Join Date: Mar 2017
Location: Ojibwe Gichigami
Liked: 2779 times
You could bolt the amp down on a 1/4" thick aluminum plate that fits inside the pelican, with two blocks of aluminum, one on each side, pushed and clamped against the sides of the amp. Sorta like an amplifier sandwich. The aluminum base and blocks contacting the sides would conduct heat away from the aluminum sides of the amp where the chips are mounted.
FYI, that ain't no 1000 watt amp, more like blue-sky marketing claims stretched to extremes, then that blue-sky figure got tripled by the time they printed the retail box. We just do the math using ohms law, since it don't ever lie to us... a decent design class D amp will be up to 90% efficient on average, which is higher efficiency capability than class A/B units and nowadays, very inexpensive to build.

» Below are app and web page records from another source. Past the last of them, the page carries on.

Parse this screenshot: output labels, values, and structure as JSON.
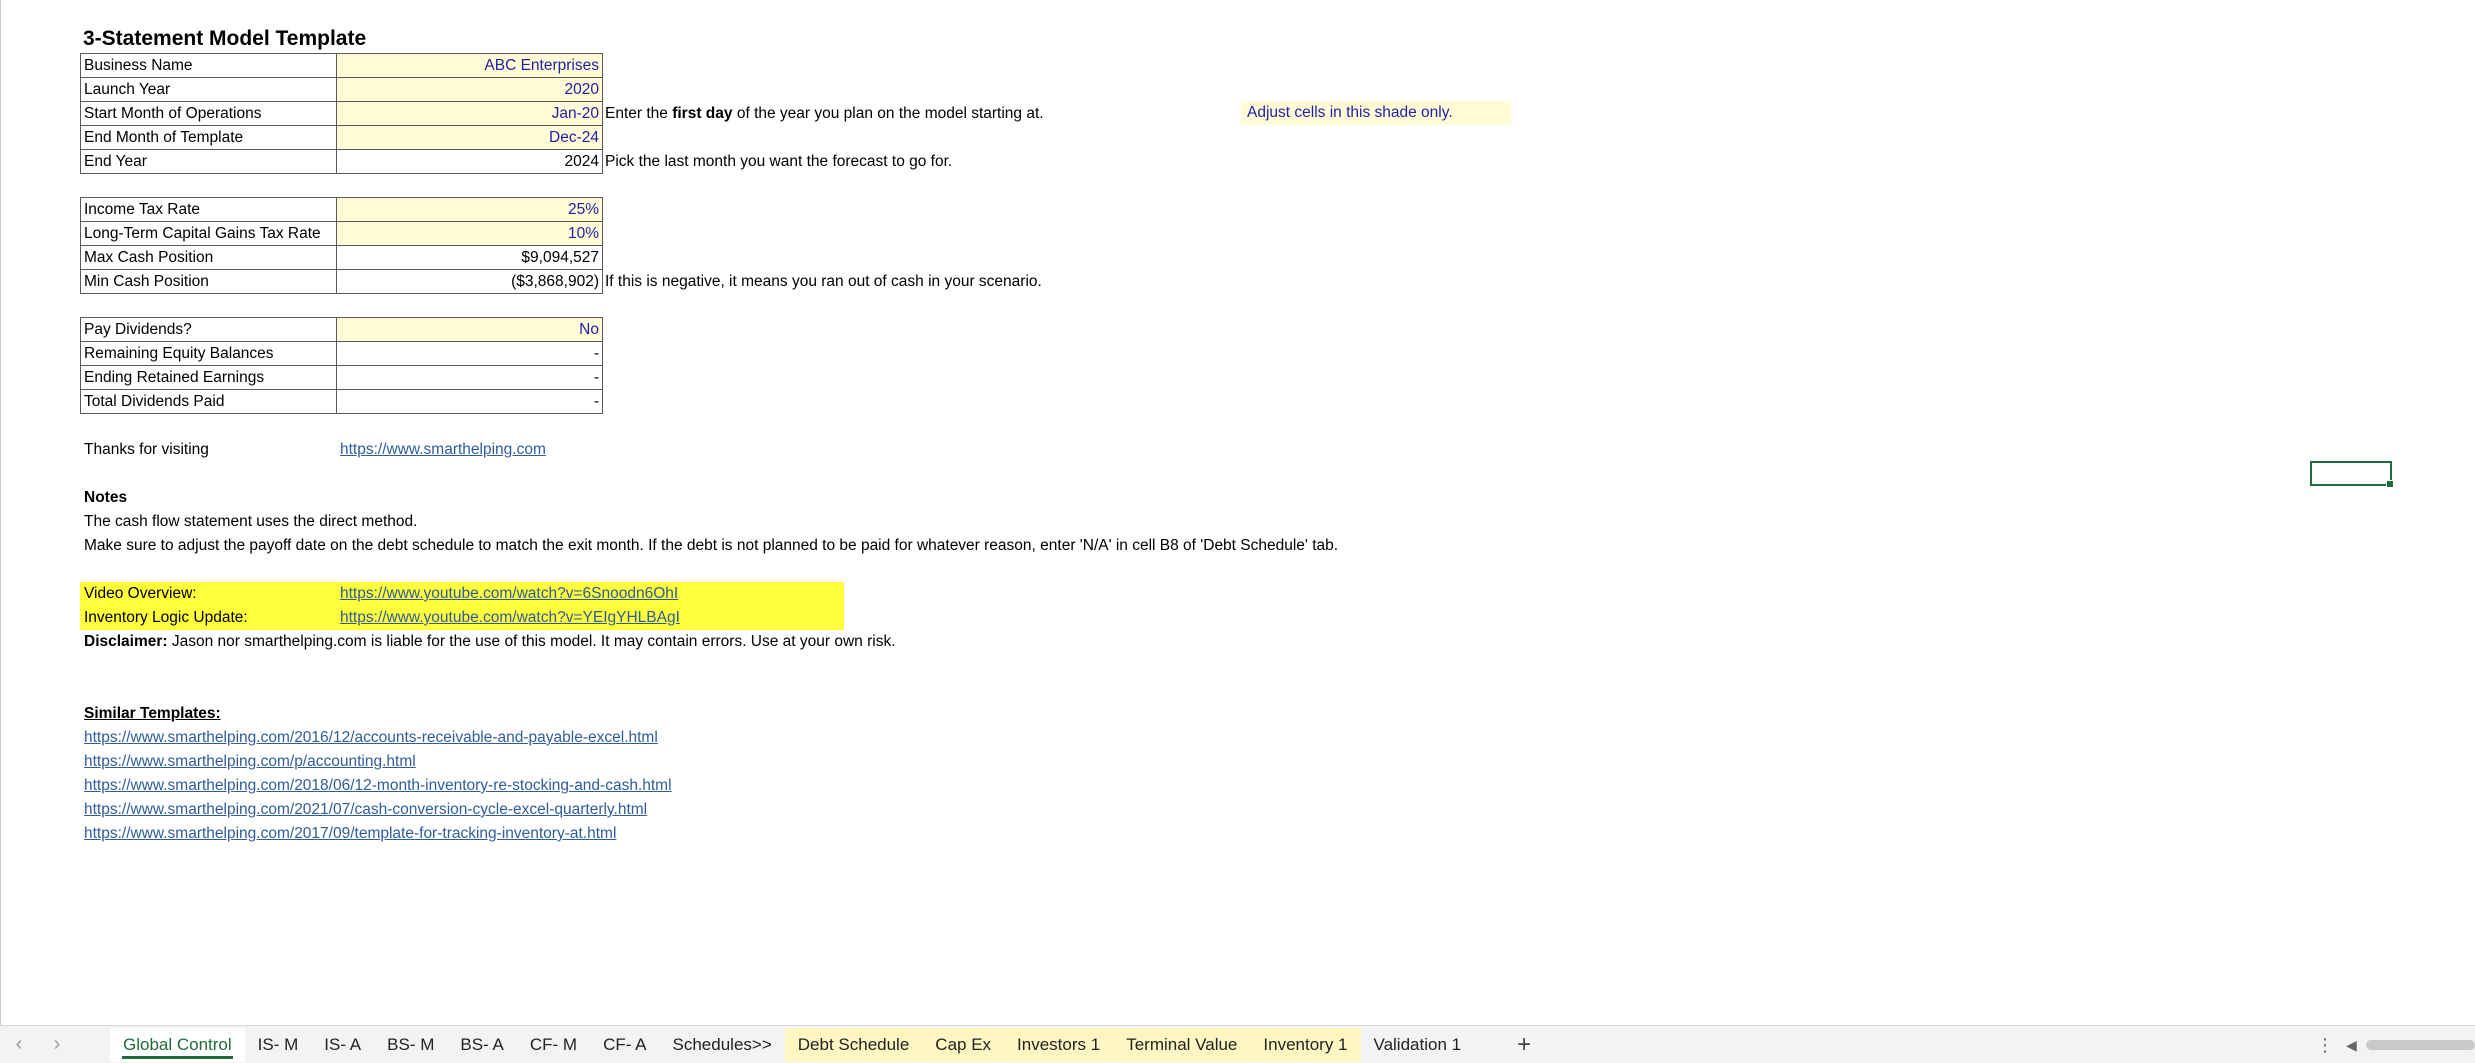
{
  "title": "3-Statement Model Template",
  "table1": [
    {
      "label": "Business Name",
      "value": "ABC Enterprises",
      "input": true,
      "note_parts": []
    },
    {
      "label": "Launch Year",
      "value": "2020",
      "input": true,
      "note_parts": [
        "Enter the ",
        "first day",
        " of the year you plan on the model starting at."
      ]
    },
    {
      "label": "Start Month of Operations",
      "value": "Jan-20",
      "input": true,
      "note_parts": []
    },
    {
      "label": "End Month of Template",
      "value": "Dec-24",
      "input": true,
      "note_parts": [
        "Pick the last month you want the forecast to go for."
      ]
    },
    {
      "label": "End Year",
      "value": "2024",
      "input": false,
      "note_parts": []
    }
  ],
  "shade_note": "Adjust cells in this shade only.",
  "table2": [
    {
      "label": "Income Tax Rate",
      "value": "25%",
      "input": true
    },
    {
      "label": "Long-Term Capital Gains Tax Rate",
      "value": "10%",
      "input": true
    },
    {
      "label": "Max Cash Position",
      "value": "$9,094,527",
      "input": false
    },
    {
      "label": "Min Cash Position",
      "value": "($3,868,902)",
      "input": false
    }
  ],
  "table2_note": "If this is negative, it means you ran out of cash in your scenario.",
  "table3": [
    {
      "label": "Pay Dividends?",
      "value": "No",
      "input": true
    },
    {
      "label": "Remaining Equity Balances",
      "value": "-",
      "input": false
    },
    {
      "label": "Ending Retained Earnings",
      "value": "-",
      "input": false
    },
    {
      "label": "Total Dividends Paid",
      "value": "-",
      "input": false
    }
  ],
  "thanks": {
    "label": "Thanks for visiting",
    "link": "https://www.smarthelping.com"
  },
  "notes": {
    "heading": "Notes",
    "line1": "The cash flow statement uses the direct method.",
    "line2": "Make sure to adjust the payoff date on the debt schedule to match the exit month. If the debt is not planned to be paid for whatever reason, enter 'N/A' in cell B8 of 'Debt Schedule' tab."
  },
  "videos": [
    {
      "label": "Video Overview:",
      "link": "https://www.youtube.com/watch?v=6Snoodn6OhI"
    },
    {
      "label": "Inventory Logic  Update:",
      "link": "https://www.youtube.com/watch?v=YEIgYHLBAgI"
    }
  ],
  "disclaimer": {
    "label": "Disclaimer:",
    "text": " Jason nor smarthelping.com is liable for the use of this model. It may contain errors. Use at your own risk."
  },
  "similar": {
    "heading": "Similar Templates:",
    "links": [
      "https://www.smarthelping.com/2016/12/accounts-receivable-and-payable-excel.html",
      "https://www.smarthelping.com/p/accounting.html",
      "https://www.smarthelping.com/2018/06/12-month-inventory-re-stocking-and-cash.html",
      "https://www.smarthelping.com/2021/07/cash-conversion-cycle-excel-quarterly.html",
      "https://www.smarthelping.com/2017/09/template-for-tracking-inventory-at.html"
    ]
  },
  "tabs": [
    {
      "label": "Global Control",
      "active": true,
      "yellow": false
    },
    {
      "label": "IS- M",
      "active": false,
      "yellow": false
    },
    {
      "label": "IS- A",
      "active": false,
      "yellow": false
    },
    {
      "label": "BS- M",
      "active": false,
      "yellow": false
    },
    {
      "label": "BS- A",
      "active": false,
      "yellow": false
    },
    {
      "label": "CF- M",
      "active": false,
      "yellow": false
    },
    {
      "label": "CF- A",
      "active": false,
      "yellow": false
    },
    {
      "label": "Schedules>>",
      "active": false,
      "yellow": false
    },
    {
      "label": "Debt Schedule",
      "active": false,
      "yellow": true
    },
    {
      "label": "Cap Ex",
      "active": false,
      "yellow": true
    },
    {
      "label": "Investors 1",
      "active": false,
      "yellow": true
    },
    {
      "label": "Terminal Value",
      "active": false,
      "yellow": true
    },
    {
      "label": "Inventory 1",
      "active": false,
      "yellow": true
    },
    {
      "label": "Validation 1",
      "active": false,
      "yellow": false
    }
  ],
  "tabbar": {
    "prev": "‹",
    "next": "›",
    "add": "+",
    "more": "⋮",
    "scroll_left": "◀"
  },
  "colors": {
    "input_fill": "#fffbd6",
    "input_text": "#1f1fa8",
    "highlight": "#ffff3c",
    "active_tab": "#1f6b3b",
    "link": "#2f5d9a"
  }
}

So your amp is a class D for certain, based on cheap cost to manufacture alone.
So in a perfect blue-sky utopia, mounted on an ATV with a huge alternator (probably incapable of doing anything else except generate power cause its motor is only 500cc class), with more than 10% of its gross weight devoted to battery capacity and with 6 gauge welding cable interconnecting those power supply components and amplifier:
1000 watts divided by 14.5 volts = 68.9655172414 amperes gross power consumption @100% efficiency
But an efficient amp tops out at 90% efficiency (thats just chip performance, does not account for circuit losses) so:
1000 watts divided by 14.5 volts = 68.9655172414 amperes, plus 10% = 75.8620689655 amperes required just to feed those amplifier chips.
Blue skies utopia...? Basing on the power supply wire gauge feeding the amp that might be a 200-250 watt'er, tops. 250 watts would require 18.965 amps gross which might not be possible either.
But high power amps are not required for high quality music reproduction/high output decibel levels. The loudspeaker enclosure design, speaker match and environment accounts for all of the sound reproduction output. So your system probably sounds great and plays loud without melting any wires! Most good systems do. :-)
I'd try adding some heatsinking to the amp case externally. Another 15% of cooling capacity might be plenty.